To date, workers have mounted nearly 90,000 of the 164,000 solar panels that will make up the array, and have installed 11,500 of the 13,000 piles and 4,600 of the 6,800 racks that will hold the panels in place and tilt them toward the sun. Right now, more than 200 workers swarm the site, adding thousands of panels each day and installing the power inverters and cabling that will carry electricity from the panels to the electric grid.
“Our local crews have made great progress after a challenging winter season,” said Pete Resler, manager of Global Communications & External Affairs for BP Solar. ”Soon, Long Island and Brookhaven Lab will showcase the bright future of American renewable energy.”
Even as the construction progresses, Brookhaven Lab scientists continue to develop their own research agenda for the large array and a planned smaller one. The large array will incorporate advanced monitoring equipment that will allow researchers to monitor, in real time, how much power the array is generating in relation to the amount of cloud cover present — giving them the ability to look at the impact of microscale elements like individual clouds on the array’s output.

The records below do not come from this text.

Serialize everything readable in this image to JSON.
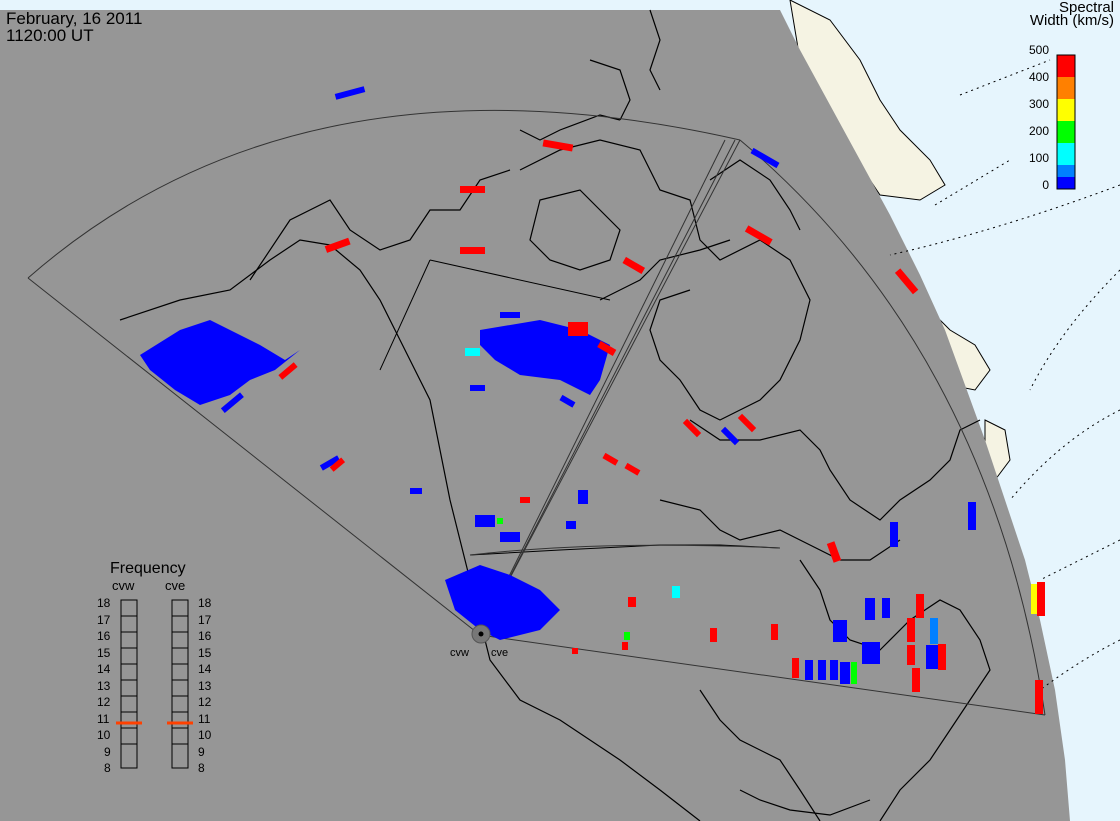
{
  "header": {
    "date": "February, 16 2011",
    "time": "1120:00 UT"
  },
  "colorbar": {
    "title_line1": "Spectral",
    "title_line2": "Width (km/s)",
    "ticks": [
      "500",
      "400",
      "300",
      "200",
      "100",
      "0"
    ],
    "colors": [
      "#ff0000",
      "#ff8000",
      "#ffff00",
      "#00ff00",
      "#00ffff",
      "#0080ff",
      "#0000ff"
    ]
  },
  "frequency_panel": {
    "title": "Frequency",
    "radars": [
      "cvw",
      "cve"
    ],
    "scale": [
      "18",
      "17",
      "16",
      "15",
      "14",
      "13",
      "12",
      "11",
      "10",
      "9",
      "8"
    ],
    "marker_value": 11,
    "marker_color": "#ff4000"
  },
  "sites": {
    "left": "cvw",
    "right": "cve"
  },
  "colors": {
    "land": "#969696",
    "ocean_light": "#e6f5fd",
    "land_light": "#f5f3e3",
    "scatter_low": "#0000ff",
    "scatter_high": "#ff0000"
  }
}
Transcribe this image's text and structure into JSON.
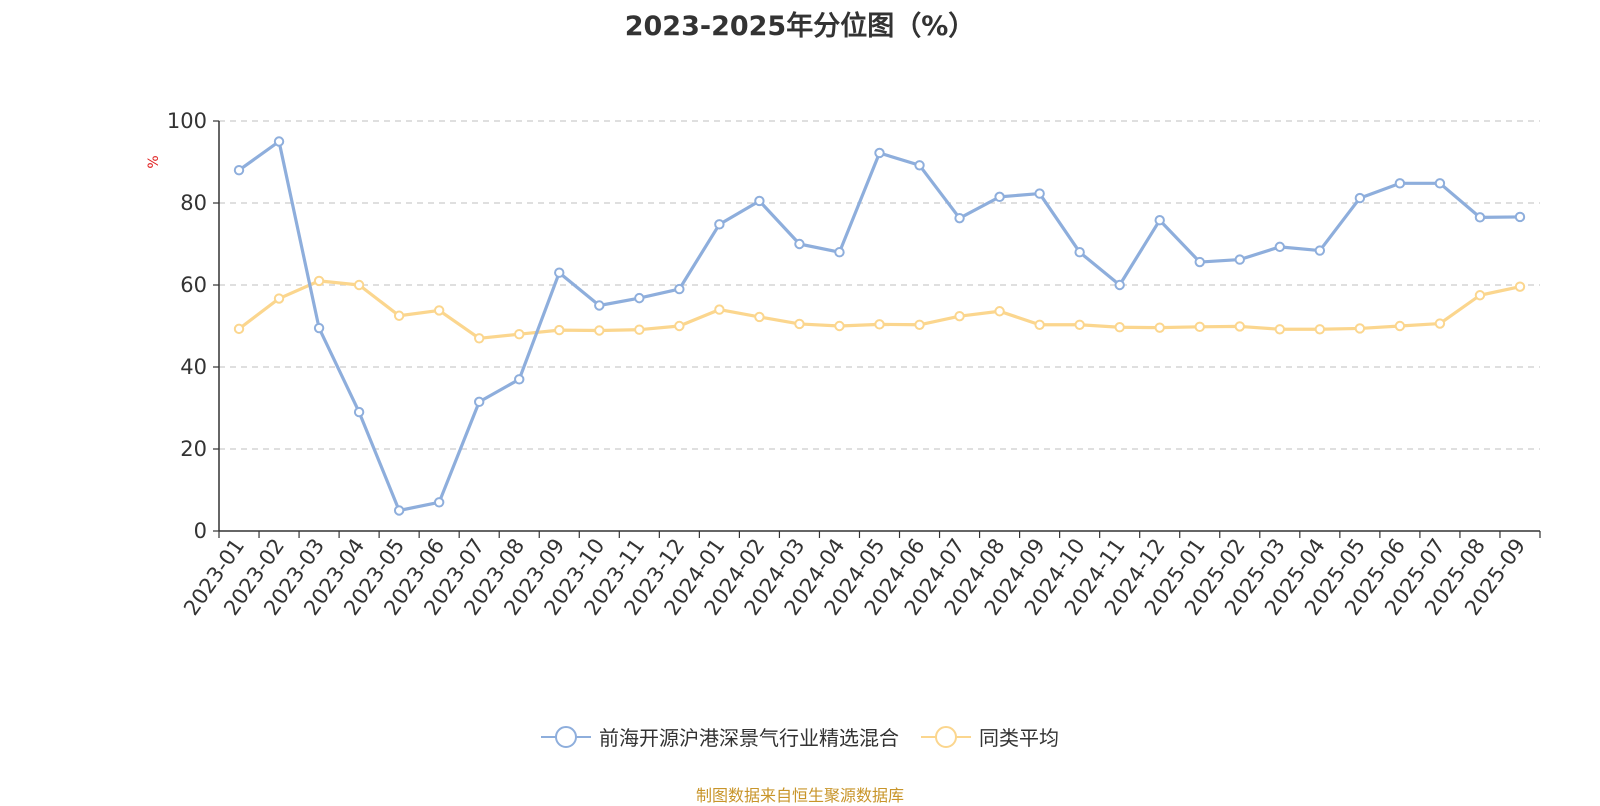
{
  "chart_data": {
    "type": "line",
    "title": "2023-2025年分位图（%）",
    "ylabel": "%",
    "ylim": [
      0,
      100
    ],
    "yticks": [
      0,
      20,
      40,
      60,
      80,
      100
    ],
    "grid": true,
    "legend_position": "bottom",
    "categories": [
      "2023-01",
      "2023-02",
      "2023-03",
      "2023-04",
      "2023-05",
      "2023-06",
      "2023-07",
      "2023-08",
      "2023-09",
      "2023-10",
      "2023-11",
      "2023-12",
      "2024-01",
      "2024-02",
      "2024-03",
      "2024-04",
      "2024-05",
      "2024-06",
      "2024-07",
      "2024-08",
      "2024-09",
      "2024-10",
      "2024-11",
      "2024-12",
      "2025-01",
      "2025-02",
      "2025-03",
      "2025-04",
      "2025-05",
      "2025-06",
      "2025-07",
      "2025-08",
      "2025-09"
    ],
    "series": [
      {
        "name": "前海开源沪港深景气行业精选混合",
        "color": "#8eaedc",
        "values": [
          88,
          95,
          49.5,
          29,
          5,
          7,
          31.5,
          37,
          63,
          55,
          56.8,
          59,
          74.8,
          80.5,
          70,
          68,
          92.2,
          89.2,
          76.3,
          81.5,
          82.3,
          68,
          60,
          75.8,
          65.6,
          66.2,
          69.3,
          68.4,
          81.2,
          84.8,
          84.8,
          76.5,
          76.6
        ]
      },
      {
        "name": "同类平均",
        "color": "#fbd68e",
        "values": [
          49.3,
          56.7,
          61,
          60,
          52.5,
          53.8,
          47,
          48,
          49,
          48.9,
          49.1,
          50,
          54,
          52.2,
          50.5,
          50,
          50.4,
          50.3,
          52.4,
          53.6,
          50.3,
          50.3,
          49.7,
          49.6,
          49.8,
          49.9,
          49.2,
          49.2,
          49.4,
          50,
          50.6,
          57.5,
          59.6
        ]
      }
    ]
  },
  "source_text": "制图数据来自恒生聚源数据库"
}
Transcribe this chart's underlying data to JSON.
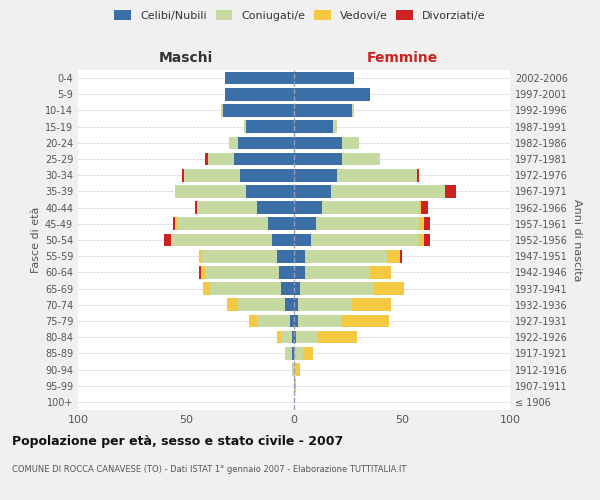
{
  "age_groups": [
    "100+",
    "95-99",
    "90-94",
    "85-89",
    "80-84",
    "75-79",
    "70-74",
    "65-69",
    "60-64",
    "55-59",
    "50-54",
    "45-49",
    "40-44",
    "35-39",
    "30-34",
    "25-29",
    "20-24",
    "15-19",
    "10-14",
    "5-9",
    "0-4"
  ],
  "birth_years": [
    "≤ 1906",
    "1907-1911",
    "1912-1916",
    "1917-1921",
    "1922-1926",
    "1927-1931",
    "1932-1936",
    "1937-1941",
    "1942-1946",
    "1947-1951",
    "1952-1956",
    "1957-1961",
    "1962-1966",
    "1967-1971",
    "1972-1976",
    "1977-1981",
    "1982-1986",
    "1987-1991",
    "1992-1996",
    "1997-2001",
    "2002-2006"
  ],
  "colors": {
    "celibe": "#3a6fa8",
    "coniugato": "#c5d9a0",
    "vedovo": "#f5c842",
    "divorziato": "#cc2222"
  },
  "maschi": {
    "celibe": [
      0,
      0,
      0,
      1,
      1,
      2,
      4,
      6,
      7,
      8,
      10,
      12,
      17,
      22,
      25,
      28,
      26,
      22,
      33,
      32,
      32
    ],
    "coniugato": [
      0,
      0,
      1,
      3,
      5,
      15,
      22,
      33,
      34,
      35,
      47,
      42,
      28,
      33,
      26,
      12,
      4,
      1,
      1,
      0,
      0
    ],
    "vedovo": [
      0,
      0,
      0,
      0,
      2,
      4,
      5,
      3,
      2,
      1,
      0,
      1,
      0,
      0,
      0,
      0,
      0,
      0,
      0,
      0,
      0
    ],
    "divorziato": [
      0,
      0,
      0,
      0,
      0,
      0,
      0,
      0,
      1,
      0,
      3,
      1,
      1,
      0,
      1,
      1,
      0,
      0,
      0,
      0,
      0
    ]
  },
  "femmine": {
    "nubile": [
      0,
      0,
      0,
      0,
      1,
      2,
      2,
      3,
      5,
      5,
      8,
      10,
      13,
      17,
      20,
      22,
      22,
      18,
      27,
      35,
      28
    ],
    "coniugata": [
      0,
      0,
      1,
      4,
      10,
      20,
      25,
      34,
      30,
      38,
      50,
      48,
      45,
      53,
      37,
      18,
      8,
      2,
      1,
      0,
      0
    ],
    "vedova": [
      0,
      1,
      2,
      5,
      18,
      22,
      18,
      14,
      10,
      6,
      2,
      2,
      1,
      0,
      0,
      0,
      0,
      0,
      0,
      0,
      0
    ],
    "divorziata": [
      0,
      0,
      0,
      0,
      0,
      0,
      0,
      0,
      0,
      1,
      3,
      3,
      3,
      5,
      1,
      0,
      0,
      0,
      0,
      0,
      0
    ]
  },
  "xlim": 100,
  "title": "Popolazione per età, sesso e stato civile - 2007",
  "subtitle": "COMUNE DI ROCCA CANAVESE (TO) - Dati ISTAT 1° gennaio 2007 - Elaborazione TUTTITALIA.IT",
  "xlabel_left": "Maschi",
  "xlabel_right": "Femmine",
  "ylabel_left": "Fasce di età",
  "ylabel_right": "Anni di nascita",
  "bg_color": "#f0f0f0",
  "plot_bg": "#ffffff",
  "grid_color": "#cccccc"
}
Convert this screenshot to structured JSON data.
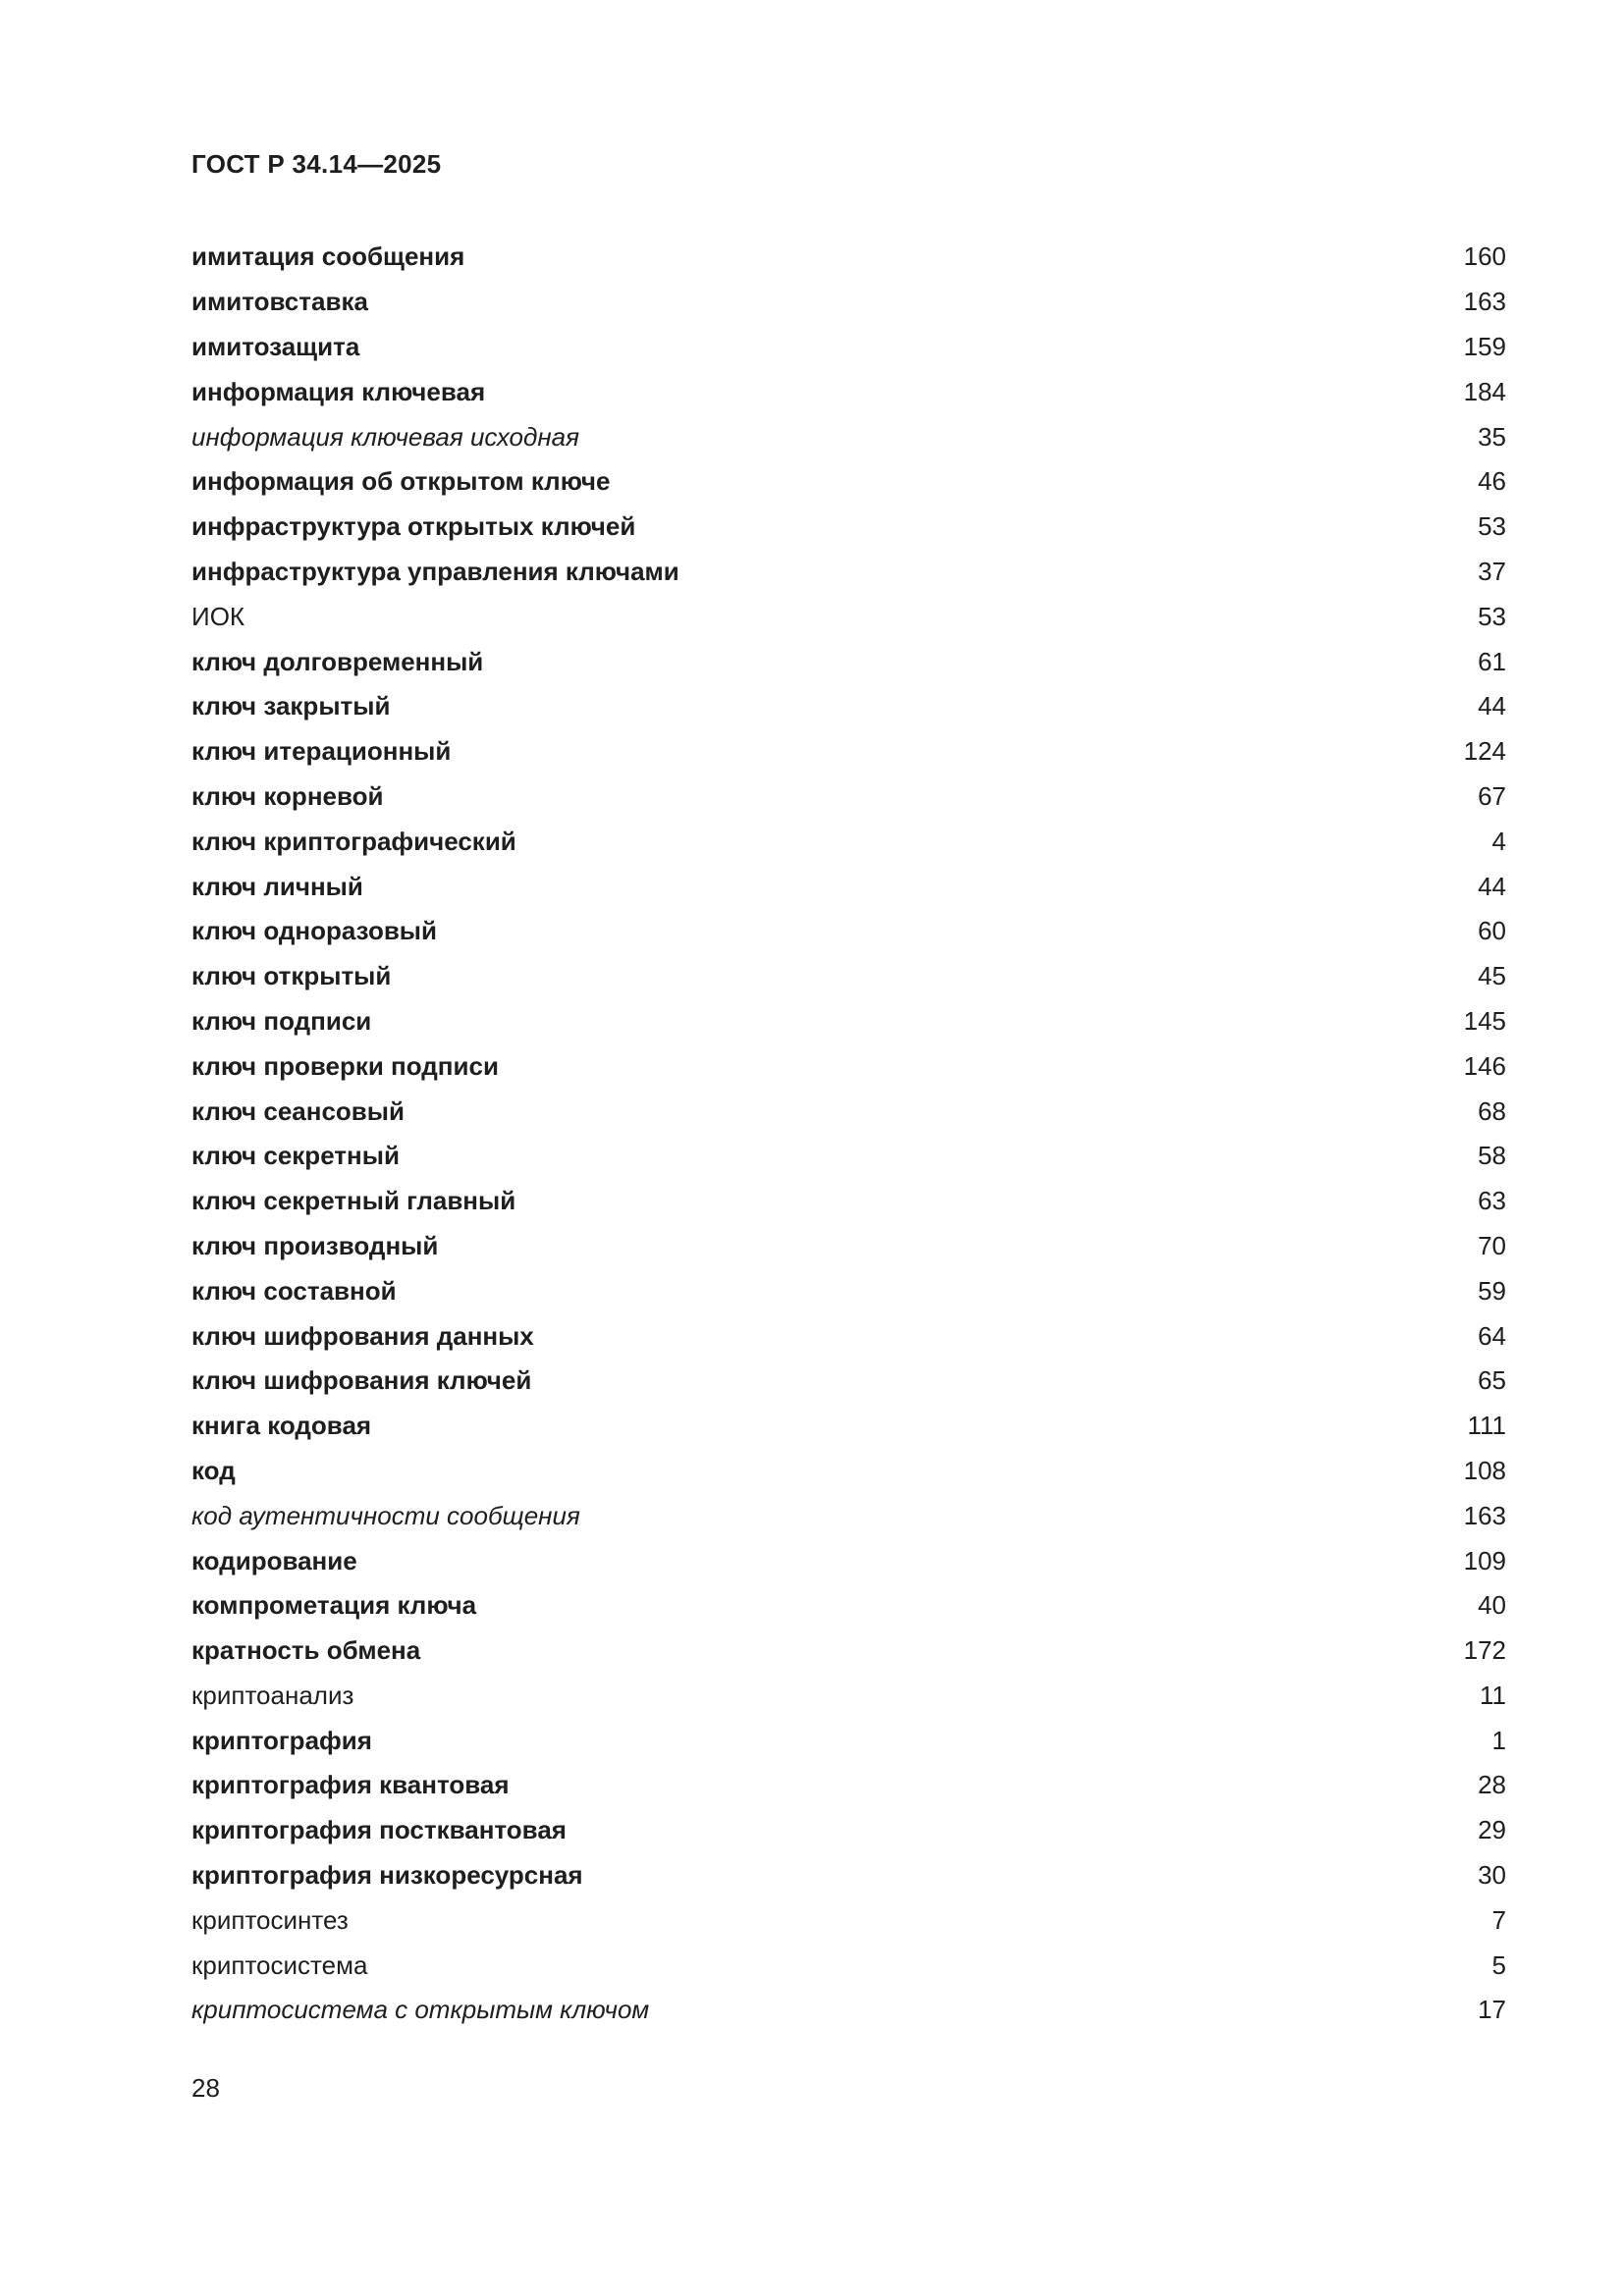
{
  "header": {
    "title": "ГОСТ Р 34.14—2025"
  },
  "footer": {
    "page_number": "28"
  },
  "index_entries": [
    {
      "term": "имитация сообщения",
      "page": "160",
      "style": "bold"
    },
    {
      "term": "имитовставка",
      "page": "163",
      "style": "bold"
    },
    {
      "term": "имитозащита",
      "page": "159",
      "style": "bold"
    },
    {
      "term": "информация ключевая",
      "page": "184",
      "style": "bold"
    },
    {
      "term": "информация ключевая исходная",
      "page": "35",
      "style": "italic"
    },
    {
      "term": "информация об открытом ключе",
      "page": "46",
      "style": "bold"
    },
    {
      "term": "инфраструктура открытых ключей",
      "page": "53",
      "style": "bold"
    },
    {
      "term": "инфраструктура управления ключами",
      "page": "37",
      "style": "bold"
    },
    {
      "term": "ИОК",
      "page": "53",
      "style": "regular"
    },
    {
      "term": "ключ долговременный",
      "page": "61",
      "style": "bold"
    },
    {
      "term": "ключ закрытый",
      "page": "44",
      "style": "bold"
    },
    {
      "term": "ключ итерационный",
      "page": "124",
      "style": "bold"
    },
    {
      "term": "ключ корневой",
      "page": "67",
      "style": "bold"
    },
    {
      "term": "ключ криптографический",
      "page": "4",
      "style": "bold"
    },
    {
      "term": "ключ личный",
      "page": "44",
      "style": "bold"
    },
    {
      "term": "ключ одноразовый",
      "page": "60",
      "style": "bold"
    },
    {
      "term": "ключ открытый",
      "page": "45",
      "style": "bold"
    },
    {
      "term": "ключ подписи",
      "page": "145",
      "style": "bold"
    },
    {
      "term": "ключ проверки подписи",
      "page": "146",
      "style": "bold"
    },
    {
      "term": "ключ сеансовый",
      "page": "68",
      "style": "bold"
    },
    {
      "term": "ключ секретный",
      "page": "58",
      "style": "bold"
    },
    {
      "term": "ключ секретный главный",
      "page": "63",
      "style": "bold"
    },
    {
      "term": "ключ производный",
      "page": "70",
      "style": "bold"
    },
    {
      "term": "ключ составной",
      "page": "59",
      "style": "bold"
    },
    {
      "term": "ключ шифрования данных",
      "page": "64",
      "style": "bold"
    },
    {
      "term": "ключ шифрования ключей",
      "page": "65",
      "style": "bold"
    },
    {
      "term": "книга кодовая",
      "page": "111",
      "style": "bold"
    },
    {
      "term": "код",
      "page": "108",
      "style": "bold"
    },
    {
      "term": "код аутентичности сообщения",
      "page": "163",
      "style": "italic"
    },
    {
      "term": "кодирование",
      "page": "109",
      "style": "bold"
    },
    {
      "term": "компрометация ключа",
      "page": "40",
      "style": "bold"
    },
    {
      "term": "кратность обмена",
      "page": "172",
      "style": "bold"
    },
    {
      "term": "криптоанализ",
      "page": "11",
      "style": "regular"
    },
    {
      "term": "криптография",
      "page": "1",
      "style": "bold"
    },
    {
      "term": "криптография квантовая",
      "page": "28",
      "style": "bold"
    },
    {
      "term": "криптография постквантовая",
      "page": "29",
      "style": "bold"
    },
    {
      "term": "криптография низкоресурсная",
      "page": "30",
      "style": "bold"
    },
    {
      "term": "криптосинтез",
      "page": "7",
      "style": "regular"
    },
    {
      "term": "криптосистема",
      "page": "5",
      "style": "regular"
    },
    {
      "term": "криптосистема с открытым ключом",
      "page": "17",
      "style": "italic"
    }
  ]
}
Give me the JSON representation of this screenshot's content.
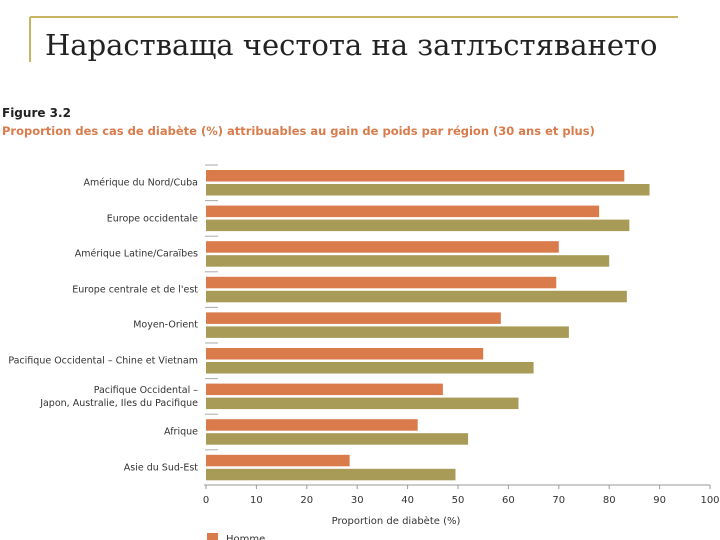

Researchers are also developing the ability to predict, up to 30 minutes in advance, the output of the large array based on observation, tracking, and evaluation of cloud conditions. This technique, known as “nowcasting,” uses optical imaging of the clouds and sophisticated software to identify shapes, track movements, and evaluate the optical density of the clouds — that is, how much light is filtered by clouds overhead. This type of near-term forecasting will help utilities anticipate changes — such as dips in solar-generated power at times of cloud cover — and make adjustments before they occur to maintain constant power on the grid.
“There’s not a lot of data available on how arrays of this size will function in the changeable weather of the northeastern United States,” said Pat Looney, chair of the Lab’s Sustainable Energy Department. “We have a unique opportunity here to determine how these types of factors might impact our ability to smoothly integrate renewables into the grid.”
Research at the smaller array, while still under discussion, will likely include testing of new inverter and power supply technologies, as well as advanced energy storage devices that will enable power generated during peak output times to be stored for use during times of greatest demand — when the sun may not be shining.
“The smaller research array will serve as a collaborative platform for the Laboratory,” said Looney. “It’s an opportunity for us to work with businesses in New York — especially here on Long Island — as well as university partners here and across the country to design, build, and test new solar-related technologies,” said Looney.